Abbiamo diverse attività. Ci sono le raccolte di quartiere, in cui grazie alla donazione di una bicicletta con carrello, sono stati mobilitati gruppi informali di persone nella raccolta delle eccedenze alimentari nelle botteghe di Bari, nei quartieri Madonnella, Picone, Japigia e Libertà. In questo modo abbiamo messo a disposizione degli Sportelli Caritas del quartiere circa 30 chili di alimenti a raccolta, attivando nuove forme di fiducia e responsabilità condivisa sul territorio.

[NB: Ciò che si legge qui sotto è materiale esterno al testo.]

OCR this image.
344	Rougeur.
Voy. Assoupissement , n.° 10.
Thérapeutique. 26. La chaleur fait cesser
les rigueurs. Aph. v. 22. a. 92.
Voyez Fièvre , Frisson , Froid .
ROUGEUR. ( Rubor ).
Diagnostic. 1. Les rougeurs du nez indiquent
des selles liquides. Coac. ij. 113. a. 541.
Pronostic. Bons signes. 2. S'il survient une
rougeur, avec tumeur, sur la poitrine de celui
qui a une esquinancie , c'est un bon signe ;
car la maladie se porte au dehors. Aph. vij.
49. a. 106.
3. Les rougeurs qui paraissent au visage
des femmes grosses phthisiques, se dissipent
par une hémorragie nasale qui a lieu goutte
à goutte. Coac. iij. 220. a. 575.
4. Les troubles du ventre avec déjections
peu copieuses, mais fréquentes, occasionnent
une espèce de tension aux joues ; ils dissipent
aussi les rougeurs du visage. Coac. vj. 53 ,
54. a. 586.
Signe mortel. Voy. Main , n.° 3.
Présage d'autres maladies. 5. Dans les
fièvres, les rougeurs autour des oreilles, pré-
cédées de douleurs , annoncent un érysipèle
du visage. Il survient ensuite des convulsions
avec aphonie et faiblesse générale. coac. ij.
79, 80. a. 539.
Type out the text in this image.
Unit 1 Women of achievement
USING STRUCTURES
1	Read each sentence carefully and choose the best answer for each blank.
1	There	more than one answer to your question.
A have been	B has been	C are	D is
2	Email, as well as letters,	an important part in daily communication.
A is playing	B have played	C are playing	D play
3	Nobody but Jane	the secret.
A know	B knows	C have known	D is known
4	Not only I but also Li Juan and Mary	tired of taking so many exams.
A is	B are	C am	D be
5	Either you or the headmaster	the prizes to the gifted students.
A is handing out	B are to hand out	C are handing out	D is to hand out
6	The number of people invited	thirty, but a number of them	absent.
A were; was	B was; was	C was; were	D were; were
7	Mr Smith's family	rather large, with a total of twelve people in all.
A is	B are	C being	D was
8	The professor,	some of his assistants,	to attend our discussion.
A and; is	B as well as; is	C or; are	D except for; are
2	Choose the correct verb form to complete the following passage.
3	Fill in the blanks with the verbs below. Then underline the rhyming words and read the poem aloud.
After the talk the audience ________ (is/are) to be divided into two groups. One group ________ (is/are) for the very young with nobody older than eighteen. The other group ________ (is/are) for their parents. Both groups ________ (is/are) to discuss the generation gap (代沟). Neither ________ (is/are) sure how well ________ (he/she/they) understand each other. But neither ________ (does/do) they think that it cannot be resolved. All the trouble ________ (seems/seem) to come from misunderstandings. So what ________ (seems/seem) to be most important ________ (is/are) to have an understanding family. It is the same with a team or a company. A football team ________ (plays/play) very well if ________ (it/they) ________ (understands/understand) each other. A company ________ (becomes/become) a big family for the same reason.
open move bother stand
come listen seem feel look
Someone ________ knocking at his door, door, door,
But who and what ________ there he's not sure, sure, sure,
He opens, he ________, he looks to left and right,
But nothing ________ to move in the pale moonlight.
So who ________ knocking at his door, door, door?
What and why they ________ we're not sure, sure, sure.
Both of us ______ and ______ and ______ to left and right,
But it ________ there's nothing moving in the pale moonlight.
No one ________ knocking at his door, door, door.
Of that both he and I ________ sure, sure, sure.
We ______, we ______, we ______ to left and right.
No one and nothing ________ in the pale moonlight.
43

C’è poi il progetto del Frigo Solidale, per diffondere la cultura del foodsharing attraverso l’installazione, in tutto il territorio della città di Bari e provincia, di sette frigoriferi e dispense solidali, utili a lasciare o ritirare cibo ancora commestibile. Ma forse il progetto che più ci permette di estenderci su tutto il territorio regionale è quello del recupero dei banchetti matrimoniali, grazie alla collaborazione di tantissime realtà solidali. In questo modo, le eccedenze dei banchetti vengono ridistribuite a persone in difficoltà a km0, riducendo anche i rischi legati alla sicurezza alimentare.
Quali sono i principali dati del vostro lavoro?
In questi anni abbiamo recuperato 76.398 kili di cibo in 1345 operazioni. I donatori sono 227 e 83 organizzazioni beneficiarie.
È cambiato il vostro impegno in questi anni dettati da pandemia e crisi economica?
Si, tanto. Durante l’emergenza pandemica abbiamo lavorato a supporto di piccole organizzazioni di carità che facevano un gran lavoro sui territori e c’è stato un forte impatto sulle nostre raccolte di quartiere: il numero di volontari è stato contingentato ma allo stesso si è rafforzato il tema della prossimità.
Sulla proposta del reddito alimentare avanzata dal Governo Meloni a fine dicembre qual è il vostro punto di vista?
Abbiamo un punto di vista chiaro che abbiamo espresso in occasione della sua uscita: misure per il contrasto alla povertà e per la riduzione degli sprechi alimentari sono assolutamente necessarie e auspicabili, ma bisogna realizzarle superando la logica della centralità. Inoltre, su questo provvedimento mancano ancora i dettagli che permetterebbero di analizzarlo e capire in che direzione sta andando.